Always-On 24/7 ?

SMS, email, voice-mail, Blackberry, Twitter, FaceBook, Linkedin- have any of these technological tethers that binds you to your work in an always-on 24/7 global economy disturbed your personal time ?  If the answer is yes- you are not alone. And what will work be like in the future ?

In the September 2009 edition of the IEEE Spectrum , Susan Hassler explores this issue in the article "Working In an Always-On World".  Big businesses, entertainment companies and even politicians are trying to work their strategies to counter as Hassler writes :

Entertainment and publishing giants like Walt Disney Co., Sony, and News Corp. are struggling to figure out how to make money in a world where people are served up an endless buffet of free news, information, and entertainment, anywhere, all the time. Public relations and marketing firms are scrambling to respond to the Twitter/Facebook effect, which lets companies talk directly to consumers and vice versa, 24 hours a day, without having to go through flacks and marketers.

Telecommunications and computer companies as always are striving to deliver the most flops or baud in the smallest, cheapest, cleverest appliances. But now they’re doing it in an environment in which anything less than a killer app has a shelf life of less than a year. Ouch.

Even politicians are chastened. Speaking at the meeting, former U.S. presidential candidate Howard Dean said that while President Obama’s use of new Web tools put him in the White House, these same tools have the potential to “put politicians out of business.” Citizens, Dean went on to say, may not need politicians to get things done anymore. They can organize for themselves, whenever and wherever they want to.

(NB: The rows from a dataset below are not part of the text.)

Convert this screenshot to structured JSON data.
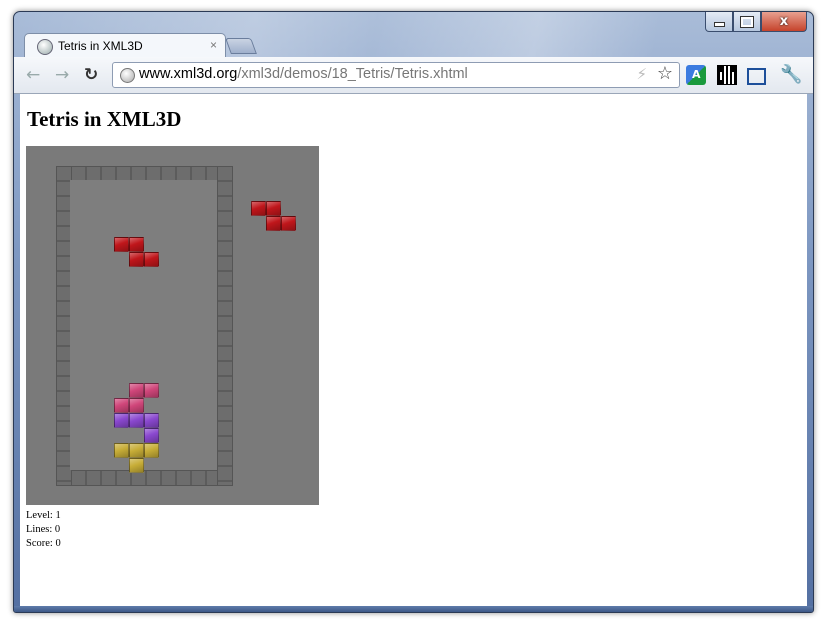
{
  "tab": {
    "title": "Tetris in XML3D",
    "close": "×"
  },
  "toolbar": {
    "back": "←",
    "forward": "→",
    "reload": "↻",
    "url_host": "www.xml3d.org",
    "url_path": "/xml3d/demos/18_Tetris/Tetris.xhtml",
    "bolt": "⚡",
    "star": "☆",
    "translate_letter": "A",
    "wrench": "🔧"
  },
  "caption": {
    "close": "x"
  },
  "page": {
    "title": "Tetris in XML3D"
  },
  "stats": {
    "level": "Level: 1",
    "lines": "Lines: 0",
    "score": "Score: 0"
  },
  "colors": {
    "red": "#c0161b",
    "pink": "#d0467a",
    "purple": "#8a48cf",
    "yellow": "#c7ad37",
    "board": "#7a7a7a"
  },
  "game": {
    "falling_piece": {
      "color": "red",
      "cells": [
        [
          0,
          0
        ],
        [
          1,
          0
        ],
        [
          1,
          1
        ],
        [
          2,
          1
        ]
      ]
    },
    "next_piece": {
      "color": "red",
      "cells": [
        [
          0,
          0
        ],
        [
          1,
          0
        ],
        [
          1,
          1
        ],
        [
          2,
          1
        ]
      ]
    },
    "stack": [
      {
        "color": "pink",
        "cells": [
          [
            1,
            0
          ],
          [
            2,
            0
          ],
          [
            0,
            1
          ],
          [
            1,
            1
          ]
        ]
      },
      {
        "color": "purple",
        "cells": [
          [
            0,
            2
          ],
          [
            1,
            2
          ],
          [
            2,
            2
          ],
          [
            2,
            3
          ]
        ]
      },
      {
        "color": "yellow",
        "cells": [
          [
            0,
            4
          ],
          [
            1,
            4
          ],
          [
            2,
            4
          ],
          [
            1,
            5
          ]
        ]
      }
    ]
  }
}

But what about the rest of us ?  There are many schools of thought as Hassler further explains:

Some say it will be a lot like it is today, only more so. Organizational theorists like Thomas W. Malone, of MIT’s Sloan School of Management and author of The Future of Work, believes that any job that involves parsing or creating knowledge will be carried out by “e-lancers” who will rarely go to an office. No more sweating in traffic jams, but the already-shrinking divide between work and personal life will continue to disappear.

Others think offices will remain important, but that embedded sensors and intelligent agents, combined with high-powered search technologies, will make some kinds of knowledge work obsolete. Machines will research, collect, sort, update, and weight information. People will decide what to do with it next.

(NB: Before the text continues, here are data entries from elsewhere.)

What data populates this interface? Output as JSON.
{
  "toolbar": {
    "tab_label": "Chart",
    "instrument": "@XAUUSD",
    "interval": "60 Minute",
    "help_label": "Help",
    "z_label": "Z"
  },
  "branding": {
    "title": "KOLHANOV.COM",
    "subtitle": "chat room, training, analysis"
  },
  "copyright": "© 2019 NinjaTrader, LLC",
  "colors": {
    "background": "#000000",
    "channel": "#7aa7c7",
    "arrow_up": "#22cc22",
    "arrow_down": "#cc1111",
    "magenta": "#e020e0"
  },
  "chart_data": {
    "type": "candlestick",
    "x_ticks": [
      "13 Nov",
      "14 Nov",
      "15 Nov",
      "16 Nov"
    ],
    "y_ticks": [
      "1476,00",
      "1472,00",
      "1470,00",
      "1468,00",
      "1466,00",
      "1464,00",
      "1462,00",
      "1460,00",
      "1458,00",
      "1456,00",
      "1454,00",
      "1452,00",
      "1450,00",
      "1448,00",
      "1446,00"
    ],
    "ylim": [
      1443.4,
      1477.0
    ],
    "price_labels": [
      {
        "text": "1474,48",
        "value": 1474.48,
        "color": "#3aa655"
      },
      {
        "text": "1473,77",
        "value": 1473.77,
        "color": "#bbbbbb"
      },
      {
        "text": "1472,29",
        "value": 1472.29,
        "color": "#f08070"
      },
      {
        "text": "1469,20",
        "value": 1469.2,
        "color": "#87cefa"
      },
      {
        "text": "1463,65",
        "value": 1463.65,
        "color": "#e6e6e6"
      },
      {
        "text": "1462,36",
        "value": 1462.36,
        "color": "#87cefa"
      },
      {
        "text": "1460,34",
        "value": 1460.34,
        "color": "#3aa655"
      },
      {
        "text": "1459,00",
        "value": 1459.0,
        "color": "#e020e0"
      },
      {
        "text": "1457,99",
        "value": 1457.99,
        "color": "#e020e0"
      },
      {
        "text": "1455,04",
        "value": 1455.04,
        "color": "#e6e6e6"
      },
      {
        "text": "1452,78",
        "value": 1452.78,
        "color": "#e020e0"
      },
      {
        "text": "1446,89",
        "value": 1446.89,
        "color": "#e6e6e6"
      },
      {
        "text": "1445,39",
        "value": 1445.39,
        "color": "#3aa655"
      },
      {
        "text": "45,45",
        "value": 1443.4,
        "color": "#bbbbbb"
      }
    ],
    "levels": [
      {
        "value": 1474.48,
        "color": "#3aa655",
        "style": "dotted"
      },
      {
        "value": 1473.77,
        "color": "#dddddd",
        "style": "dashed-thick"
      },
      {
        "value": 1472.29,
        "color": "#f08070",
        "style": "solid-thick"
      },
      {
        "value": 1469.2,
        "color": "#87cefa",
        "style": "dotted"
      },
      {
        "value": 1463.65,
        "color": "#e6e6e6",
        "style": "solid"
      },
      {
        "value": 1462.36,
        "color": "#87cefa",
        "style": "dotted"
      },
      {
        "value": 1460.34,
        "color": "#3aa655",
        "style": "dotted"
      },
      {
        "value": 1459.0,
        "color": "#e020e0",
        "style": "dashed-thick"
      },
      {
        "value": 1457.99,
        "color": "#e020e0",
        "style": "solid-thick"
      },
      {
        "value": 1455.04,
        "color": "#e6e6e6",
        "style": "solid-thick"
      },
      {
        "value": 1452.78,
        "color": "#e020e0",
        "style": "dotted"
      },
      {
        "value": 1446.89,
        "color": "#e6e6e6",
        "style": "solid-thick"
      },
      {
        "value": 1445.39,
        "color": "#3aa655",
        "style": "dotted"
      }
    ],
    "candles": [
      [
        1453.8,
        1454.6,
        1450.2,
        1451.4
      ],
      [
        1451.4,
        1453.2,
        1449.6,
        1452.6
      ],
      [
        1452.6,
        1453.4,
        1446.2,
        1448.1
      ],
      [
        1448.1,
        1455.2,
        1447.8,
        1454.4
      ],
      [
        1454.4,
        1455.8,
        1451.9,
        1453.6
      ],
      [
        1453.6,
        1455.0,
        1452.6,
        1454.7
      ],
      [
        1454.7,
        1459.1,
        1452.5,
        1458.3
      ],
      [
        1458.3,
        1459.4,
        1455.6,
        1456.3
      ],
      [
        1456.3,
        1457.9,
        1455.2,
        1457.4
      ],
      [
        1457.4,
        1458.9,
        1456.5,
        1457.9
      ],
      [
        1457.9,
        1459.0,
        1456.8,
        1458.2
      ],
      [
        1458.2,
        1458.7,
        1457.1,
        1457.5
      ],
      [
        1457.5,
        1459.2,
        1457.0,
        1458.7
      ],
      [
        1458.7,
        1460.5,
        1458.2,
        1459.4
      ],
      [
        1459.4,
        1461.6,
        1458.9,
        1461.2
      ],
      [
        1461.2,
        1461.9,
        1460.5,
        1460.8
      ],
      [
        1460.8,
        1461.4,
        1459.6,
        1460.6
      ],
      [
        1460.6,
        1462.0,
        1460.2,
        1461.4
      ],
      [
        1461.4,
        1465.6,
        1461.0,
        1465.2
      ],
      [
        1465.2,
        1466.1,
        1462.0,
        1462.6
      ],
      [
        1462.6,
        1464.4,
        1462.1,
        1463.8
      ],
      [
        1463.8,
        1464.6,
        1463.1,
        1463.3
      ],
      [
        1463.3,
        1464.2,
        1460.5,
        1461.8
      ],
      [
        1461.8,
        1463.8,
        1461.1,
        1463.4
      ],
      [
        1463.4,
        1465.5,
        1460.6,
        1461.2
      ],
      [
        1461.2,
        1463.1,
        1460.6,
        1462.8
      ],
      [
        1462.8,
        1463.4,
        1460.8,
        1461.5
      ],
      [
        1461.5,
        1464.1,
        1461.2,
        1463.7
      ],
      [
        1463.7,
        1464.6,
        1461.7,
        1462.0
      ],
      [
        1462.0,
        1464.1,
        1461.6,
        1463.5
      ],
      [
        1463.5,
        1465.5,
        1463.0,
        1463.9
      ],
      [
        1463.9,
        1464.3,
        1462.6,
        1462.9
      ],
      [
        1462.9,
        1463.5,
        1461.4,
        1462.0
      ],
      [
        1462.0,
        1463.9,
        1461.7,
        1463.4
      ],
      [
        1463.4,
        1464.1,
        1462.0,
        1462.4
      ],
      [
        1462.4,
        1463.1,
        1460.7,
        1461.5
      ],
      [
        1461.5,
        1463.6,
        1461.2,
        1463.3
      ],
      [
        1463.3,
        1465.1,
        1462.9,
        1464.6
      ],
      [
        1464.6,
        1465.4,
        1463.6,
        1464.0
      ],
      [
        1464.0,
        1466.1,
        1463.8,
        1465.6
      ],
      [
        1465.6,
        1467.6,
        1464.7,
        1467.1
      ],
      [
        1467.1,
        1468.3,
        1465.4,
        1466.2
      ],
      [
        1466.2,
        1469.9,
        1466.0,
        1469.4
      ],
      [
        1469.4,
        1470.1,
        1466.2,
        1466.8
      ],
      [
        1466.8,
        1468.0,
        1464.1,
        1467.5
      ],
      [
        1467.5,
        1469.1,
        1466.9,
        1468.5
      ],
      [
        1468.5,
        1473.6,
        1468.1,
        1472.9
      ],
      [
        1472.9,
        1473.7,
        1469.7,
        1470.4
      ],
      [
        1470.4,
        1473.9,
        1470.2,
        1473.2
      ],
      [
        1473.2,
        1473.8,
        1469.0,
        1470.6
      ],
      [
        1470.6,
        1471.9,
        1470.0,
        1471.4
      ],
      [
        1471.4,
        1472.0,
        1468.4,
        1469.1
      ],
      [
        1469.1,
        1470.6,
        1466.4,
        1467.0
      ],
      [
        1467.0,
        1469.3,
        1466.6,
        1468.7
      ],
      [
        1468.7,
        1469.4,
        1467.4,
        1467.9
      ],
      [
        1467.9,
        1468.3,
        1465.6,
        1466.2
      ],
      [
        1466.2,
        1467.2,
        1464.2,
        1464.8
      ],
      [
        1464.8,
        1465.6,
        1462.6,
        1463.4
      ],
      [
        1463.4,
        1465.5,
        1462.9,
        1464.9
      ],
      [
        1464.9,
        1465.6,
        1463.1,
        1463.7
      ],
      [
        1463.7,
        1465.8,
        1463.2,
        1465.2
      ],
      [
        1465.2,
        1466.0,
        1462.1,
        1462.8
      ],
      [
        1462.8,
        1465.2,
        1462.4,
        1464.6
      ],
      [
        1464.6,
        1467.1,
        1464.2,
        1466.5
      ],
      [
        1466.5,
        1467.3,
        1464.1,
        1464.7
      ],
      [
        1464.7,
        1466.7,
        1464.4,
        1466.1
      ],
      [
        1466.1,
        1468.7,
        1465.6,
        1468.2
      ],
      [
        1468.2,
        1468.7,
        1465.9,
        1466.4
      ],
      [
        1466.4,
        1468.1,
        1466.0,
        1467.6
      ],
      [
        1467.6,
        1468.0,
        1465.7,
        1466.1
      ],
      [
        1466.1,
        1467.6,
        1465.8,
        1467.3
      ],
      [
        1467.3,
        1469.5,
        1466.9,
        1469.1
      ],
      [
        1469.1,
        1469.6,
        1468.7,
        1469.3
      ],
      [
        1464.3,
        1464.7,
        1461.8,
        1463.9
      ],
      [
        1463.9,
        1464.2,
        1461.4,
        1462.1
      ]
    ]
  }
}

E-lancing-  that would be a good career move, eh ?

More here.

 

 

 

Tools for Problem-Finders

 

In his new book What You Don't Know: How Great Leaders Prevent Problems Before They Happen, author Michael A. Roberto explains that the true problem-finders are characterised by three key skills- intellectual curiosity, systemic thinking and a healthy sense of paranoia.

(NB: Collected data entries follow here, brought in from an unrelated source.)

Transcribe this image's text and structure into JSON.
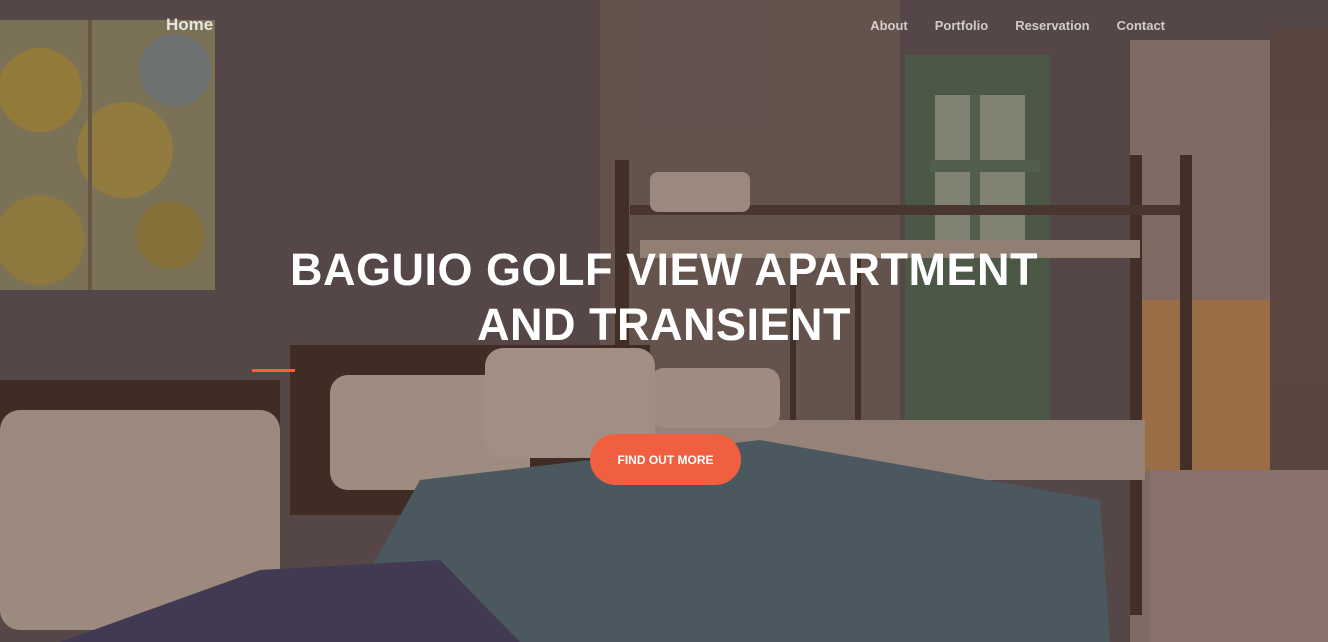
{
  "navbar": {
    "brand": "Home",
    "links": [
      "About",
      "Portfolio",
      "Reservation",
      "Contact"
    ]
  },
  "hero": {
    "headline_line1": "BAGUIO GOLF VIEW APARTMENT",
    "headline_line2": "AND TRANSIENT",
    "cta_label": "FIND OUT MORE"
  },
  "colors": {
    "accent": "#f05f40",
    "overlay": "#5c3a2c"
  }
}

According to Roberto , a management professor at Bryant University at Rhode Island , US problem-finding requires a certain amount of intellectual curiosity.  He argues, “You must have a restless mind, one that is never satisfied with its understanding of a topic -- no matter how much expertise and experience you have accumulated on the subject. You must have the instinct to explore puzzling questions that may challenge the conventional wisdom. You have to resist deferring to the experts who may feel that a particular matter is closed, that the knowledge base on that subject is complete and certain. Perhaps most importantly, you must be willing to question your own prior judgments and conclusions. “

Secondly, problem-finders Prof Roberto tells us should embrace systemic thinking. He says, “Successful problem-finders not only exhibit a curious mindset, but they also embrace systemic thinking. They recognize that small problems often do not occur due to the negligence or misconduct of an individual. Instead, small errors frequently serve as indicators of broader systemic issues in the organization. Effective problem-­finders do not rush to find fault and assign blame when they spot a mistake being made. They step back and question why that error occurred. They ask whether more fundamental organizational problems have created the conditions that make that small error more likely to occur. Effective problem-finders recognize that you might fire the person who made an error on the front lines, but if you do not address the underlying systemic issues, the same errors will occur again and again. Firing someone who made a mistake without identifying the systemic problem does not constitute effective problem-finding; it simply means that you have found a convenient scapegoat.”

Finally, on having a sense of healthy paranoia, Prof Roberto elaborates, “Andy Grove, former Chairman and CEO of Intel, once wrote a book titled, Only the Paranoid Survive. In the preface, he described himself as quite a worrier. He said that he worried about everything from manufacturing problems to competitive threats to the failure to attract and retain the best talent. Many concerns kept him up at night. Grove argued that he believed fervently in the value of paranoia. He felt that leaders must never allow themselves to get comfortable, no matter how successful they had become. They had to devise ways of staying in touch with those in the organization who were willing to challenge the conventional wisdom, and who might alert them to bad news.”

So there you have it,  add these skills to your management tool set - intellectual curiosity, systemic thinking and a healthy dose of paranoia - to successfully counter modern organisational challenges.